だた、葉山様が優しいだけなのにこれじゃあ八つ当たりだ。
そんな自分が嫌になる。
何でもいいので理由をつけて早く家に帰ってしまいたかった。
それを伝えようと声をかけようとした葉山様の目は大きく見開かれていた。
どうしたのだろう。
あまりにもみすぼらしくなっていただろうか。
泣きそうだった。
「君って子は……。」
目を細めた葉山様がハンカチを置いてぼくの頬をなでた。
葉山様の手は熱くて、思わず固まる。
そのまま、濡れた僕の頬を、髪の毛を撫でられて何が起きているのか全く分からなくなる。
「葉山さま。」
唇を親指で撫でられて思わずでた名前に何故か葉山様の口角が釣りあがる。
そうしてる間に車はとあるマンションのエントランスで止まった。
「着いたから降りようか。」
葉山様に言われ、おぼつかない足取りで降りる。
エントランスを入ってすぐまるで準備をしていたみたいにコンシェルジュの人がバスタオルを葉山様に渡していた。
それを葉山様がぼくにかぶせる。
「もうすぐだから。部屋に着いたらシャワー浴びよう。」
今更帰りたいともいえず、葉山様の後に続く。
エレベーターに二人で乗り込み葉山さんがボタンを押したのは最上階だった。
そのまま二人とも無言のままエレベーターは最上階に着き、ドアが開くとその階は一部屋しか内容だった。

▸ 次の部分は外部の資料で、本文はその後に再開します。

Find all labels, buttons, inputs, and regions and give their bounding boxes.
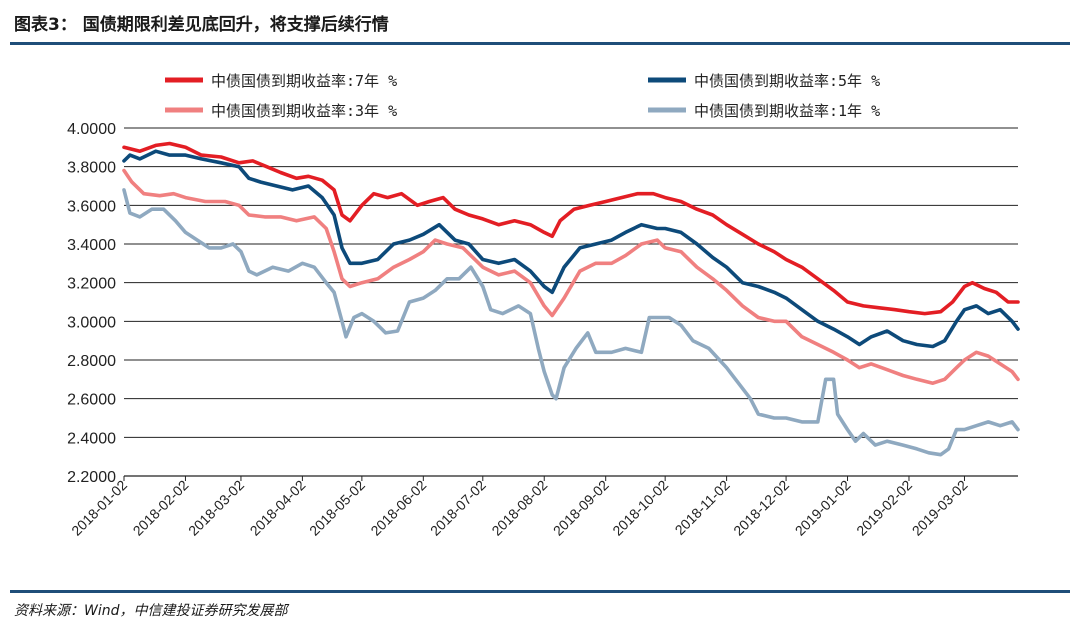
- legend-label: 中债国债到期收益率:5年 %: [694, 72, 880, 90]
- y-tick-label: 3.4000: [67, 237, 116, 254]
- x-tick-label: 2019-01-02: [792, 477, 854, 539]
- x-tick-label: 2018-04-02: [247, 477, 309, 539]
- y-tick-label: 2.6000: [67, 392, 116, 409]
- y-tick-label: 2.8000: [67, 353, 116, 370]
- x-tick-label: 2018-07-02: [427, 477, 489, 539]
- x-tick-label: 2018-09-02: [550, 477, 612, 539]
- y-tick-label: 3.2000: [67, 276, 116, 293]
- y-tick-label: 2.4000: [67, 430, 116, 447]
- series-lines: [122, 141, 1020, 457]
- series-line-2: [122, 149, 1020, 349]
- x-tick-label: 2019-03-02: [909, 477, 971, 539]
- source-note: 资料来源：Wind，中信建投证券研究发展部: [14, 603, 288, 619]
- y-tick-label: 2.2000: [67, 469, 116, 486]
- series-line-1: [122, 141, 1020, 316]
- legend-label: 中债国债到期收益率:1年 %: [694, 102, 880, 120]
- y-tick-label: 3.6000: [67, 198, 116, 215]
- series-line-4: [122, 188, 1020, 457]
- x-tick-label: 2018-12-02: [730, 477, 792, 539]
- y-tick-label: 3.0000: [67, 314, 116, 331]
- x-tick-label: 2018-06-02: [367, 477, 429, 539]
- x-tick-label: 2018-05-02: [306, 477, 368, 539]
- y-axis-ticks: 4.0000 3.8000 3.6000 3.4000 3.2000 3.0000 2.80…: [67, 121, 116, 486]
- legend: 中债国债到期收益率:7年 % 中债国债到期收益率:5年 % 中债国债到期收益率:3年…: [165, 72, 880, 120]
- x-tick-label: 2018-02-02: [130, 477, 192, 539]
- series-line-3: [122, 168, 1020, 385]
- grid-lines: [124, 127, 1018, 477]
- x-tick-label: 2019-02-02: [853, 477, 915, 539]
- yield-line-chart: 4.0000 3.8000 3.6000 3.4000 3.2000 3.0000 2.80…: [67, 72, 1020, 539]
- y-tick-label: 3.8000: [67, 160, 116, 177]
- x-tick-label: 2018-10-02: [609, 477, 671, 539]
- legend-label: 中债国债到期收益率:7年 %: [211, 72, 397, 90]
- figure-title: 图表3： 国债期限利差见底回升，将支撑后续行情: [14, 15, 389, 35]
- y-tick-label: 4.0000: [67, 121, 116, 138]
- legend-label: 中债国债到期收益率:3年 %: [211, 102, 397, 120]
- x-tick-label: 2018-08-02: [488, 477, 550, 539]
- top-rule: [10, 42, 1070, 45]
- x-tick-label: 2018-11-02: [672, 477, 733, 538]
- x-tick-label: 2018-03-02: [185, 477, 247, 539]
- bottom-rule: [10, 590, 1070, 593]
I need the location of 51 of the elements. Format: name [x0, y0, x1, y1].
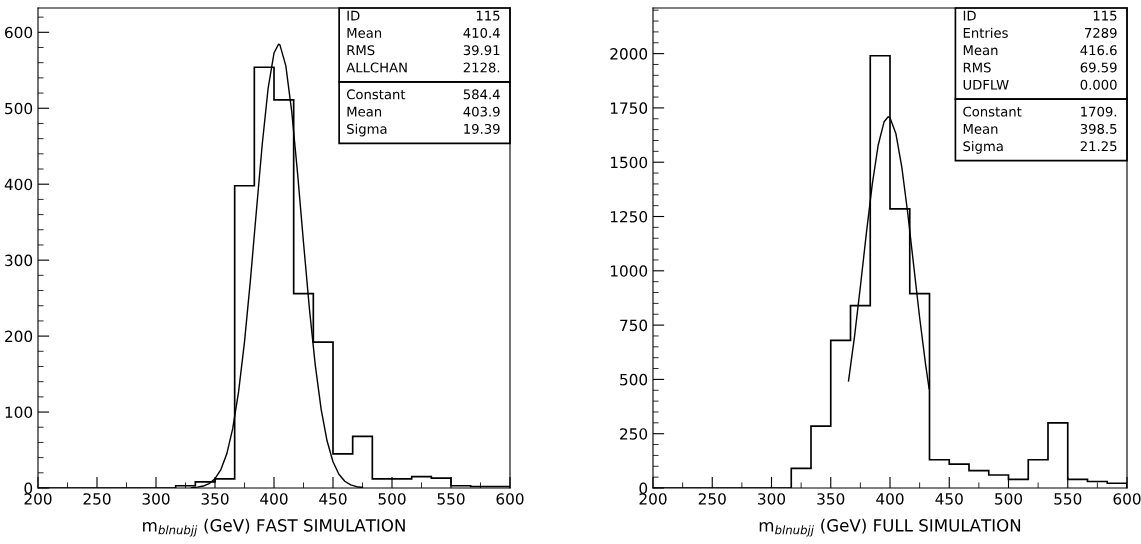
text: Constant 584.4 — [346, 89, 500, 100]
y-tick-label: 2000 — [610, 48, 648, 60]
y-tick-label: 300 — [5, 254, 33, 267]
x-axis-title: m$_{blnubjj}$ (GeV) FAST SIMULATION — [143, 518, 405, 537]
x-tick-label: 550 — [1054, 493, 1082, 505]
x-axis-title: m$_{blnubjj}$ (GeV) FULL SIMULATION — [759, 518, 1021, 537]
x-tick-label: 550 — [437, 493, 465, 505]
y-tick-label: 1250 — [610, 210, 648, 223]
x-tick-label: 500 — [378, 493, 406, 505]
x-tick-label: 450 — [935, 493, 963, 505]
x-tick-label: 600 — [496, 493, 524, 505]
y-tick-label: 500 — [5, 102, 33, 115]
text: Entries 7289 — [963, 27, 1117, 38]
text: Mean 398.5 — [963, 123, 1117, 134]
y-tick-label: 100 — [5, 406, 33, 419]
y-tick-label: 200 — [5, 330, 33, 343]
x-tick-label: 200 — [24, 493, 52, 505]
text: Constant 1709. — [963, 106, 1117, 117]
y-tick-label: 400 — [4, 178, 33, 191]
x-tick-label: 400 — [876, 493, 904, 505]
x-tick-label: 400 — [260, 493, 288, 505]
y-tick-label: 1750 — [610, 102, 648, 114]
text: ALLCHAN 2128. — [346, 62, 500, 73]
x-tick-label: 300 — [142, 493, 170, 505]
text: Sigma 21.25 — [963, 140, 1117, 154]
y-tick-label: 750 — [620, 319, 648, 332]
text: Mean 410.4 — [347, 27, 500, 38]
y-tick-label: 1000 — [610, 265, 648, 277]
x-tick-label: 450 — [319, 493, 347, 505]
x-tick-label: 600 — [1113, 493, 1141, 505]
x-tick-label: 250 — [83, 493, 111, 505]
x-tick-label: 200 — [639, 493, 667, 505]
y-tick-label: 0 — [639, 482, 648, 495]
x-tick-label: 500 — [995, 493, 1023, 505]
text: ID 115 — [347, 10, 500, 21]
x-tick-label: 300 — [758, 493, 786, 505]
text: Mean 416.6 — [963, 45, 1117, 56]
text: RMS 69.59 — [963, 62, 1117, 73]
text: RMS 39.91 — [347, 45, 500, 56]
text: Sigma 19.39 — [347, 123, 500, 137]
text: Mean 403.9 — [347, 106, 500, 117]
y-tick-label: 0 — [24, 482, 33, 495]
text: ID 115 — [963, 10, 1117, 21]
y-tick-label: 250 — [620, 428, 648, 440]
y-tick-label: 500 — [620, 373, 648, 386]
text: UDFLW 0.000 — [963, 79, 1117, 90]
x-tick-label: 350 — [201, 493, 229, 505]
x-tick-label: 350 — [817, 493, 845, 505]
x-tick-label: 250 — [698, 493, 726, 505]
y-tick-label: 600 — [5, 26, 33, 39]
y-tick-label: 1500 — [610, 156, 648, 169]
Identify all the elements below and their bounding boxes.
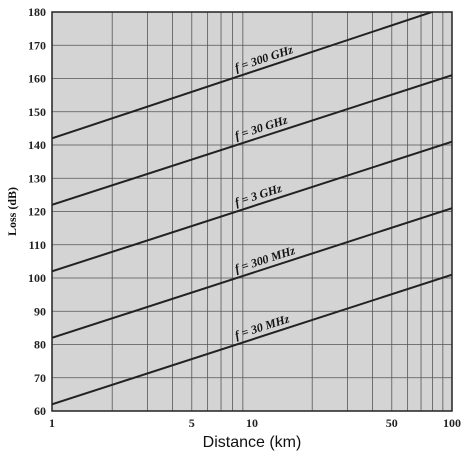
y-axis-label: Loss (dB)	[5, 187, 19, 236]
grid	[52, 12, 452, 411]
y-tick-label: 140	[28, 138, 46, 152]
y-tick-label: 120	[28, 205, 46, 219]
y-tick-label: 130	[28, 171, 46, 185]
series-line	[52, 74, 452, 206]
y-tick-label: 110	[29, 238, 46, 252]
y-tick-label: 60	[34, 404, 46, 418]
plot-frame	[51, 11, 453, 412]
y-tick-label: 80	[34, 338, 46, 352]
series-line	[52, 207, 452, 339]
series-line	[52, 273, 452, 406]
x-tick-label: 1	[49, 416, 55, 430]
y-tick-label: 150	[28, 105, 46, 119]
x-tick-label: 50	[386, 416, 398, 430]
x-tick-label: 100	[443, 416, 461, 430]
y-tick-label: 180	[28, 5, 46, 19]
y-tick-label: 70	[34, 371, 46, 385]
x-axis-label: Distance (km)	[203, 434, 302, 451]
x-tick-label: 5	[189, 416, 195, 430]
y-tick-label: 100	[28, 271, 46, 285]
y-tick-label: 90	[34, 304, 46, 318]
y-tick-label: 160	[28, 72, 46, 86]
series-line	[52, 12, 436, 140]
x-tick-label: 10	[246, 416, 258, 430]
y-tick-label: 170	[28, 38, 46, 52]
series-line	[52, 140, 452, 273]
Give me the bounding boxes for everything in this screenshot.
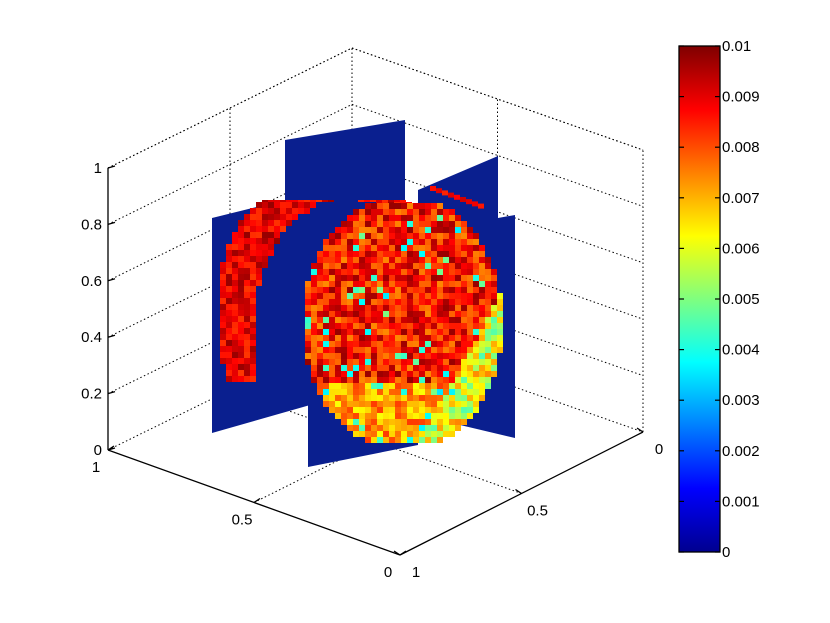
z-tick-label: 0.8: [81, 216, 102, 233]
z-tick-label: 1: [94, 160, 102, 177]
grid-z-left-wall: [107, 273, 353, 395]
colorbar-ticks: [679, 45, 720, 553]
colorbar-tick-label: 0.001: [722, 493, 760, 510]
slice-layer: [212, 120, 515, 467]
slice-y-cells: [305, 186, 503, 443]
colorbar-tick-labels: 0 0.001 0.002 0.003 0.004 0.005 0.006 0.007 0.00…: [722, 38, 760, 561]
z-tick: [107, 334, 116, 338]
colorbar-tick-label: 0.003: [722, 392, 760, 409]
z-tick-label: 0.2: [81, 386, 102, 403]
y-tick: [253, 497, 261, 504]
grid-z-left-wall: [107, 216, 353, 338]
colorbar-tick-label: 0.002: [722, 443, 760, 460]
grid-floor-right-back: [351, 329, 644, 433]
x-tick-label: 0: [655, 441, 663, 458]
colorbar-tick-label: 0.006: [722, 240, 760, 257]
colorbar: 0 0.001 0.002 0.003 0.004 0.005 0.006 0.007 0.00…: [678, 38, 760, 561]
z-tick-label: 0: [94, 442, 102, 459]
z-tick-label: 0.6: [81, 273, 102, 290]
z-tick-label: 0.4: [81, 329, 102, 346]
y-tick-label: 0: [384, 564, 392, 581]
z-tick: [107, 390, 116, 395]
grid-z-right-wall: [351, 103, 644, 207]
y-tick: [399, 550, 407, 556]
x-tick: [636, 427, 644, 433]
z-tick: [107, 165, 116, 169]
x-tick: [515, 488, 522, 495]
x-tick-label: 0.5: [527, 503, 548, 520]
grid-floor-left-back: [107, 329, 353, 451]
grid-z-right-wall: [351, 160, 644, 264]
y-tick: [107, 445, 115, 451]
colorbar-tick-label: 0: [722, 544, 730, 561]
grid-z-left-wall: [107, 103, 353, 225]
grid-z-left-wall: [107, 160, 353, 282]
colorbar-gradient: [678, 45, 721, 553]
grid-z-right-wall: [351, 273, 644, 377]
grid-z-left-wall: [107, 47, 353, 169]
y-tick-label: 1: [92, 459, 100, 476]
y-tick-label: 0.5: [232, 512, 253, 529]
z-tick: [107, 278, 116, 282]
colorbar-tick-label: 0.009: [722, 89, 760, 106]
colorbar-tick-label: 0.007: [722, 190, 760, 207]
colorbar-tick-label: 0.004: [722, 342, 760, 359]
grid-z-right-wall: [351, 216, 644, 320]
x-tick-label: 1: [412, 564, 420, 581]
colorbar-tick-label: 0.008: [722, 139, 760, 156]
x-tick: [393, 550, 401, 556]
slice-x-cells: [220, 200, 412, 382]
colorbar-tick-label: 0.005: [722, 291, 760, 308]
grid-z-right-wall: [351, 47, 644, 151]
tick-marks: [107, 165, 644, 556]
colorbar-tick-label: 0.01: [722, 38, 751, 55]
z-tick: [107, 221, 116, 226]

なれた手つきでドアの鍵を開け、葉山様はぼくを招きいれた。
「左のドアが風呂だから。なんか着れそうなもの探すからシャワー浴びたほうがいい。」
そう言うと半ば強引に浴室に押し込まれた。
手を見ると冷え切ってしまったみたいで小刻みに震えていた。
ここでこうしていてもどうしようもないので、濡れて重たくなった衣服を脱いでシャワーを借りた。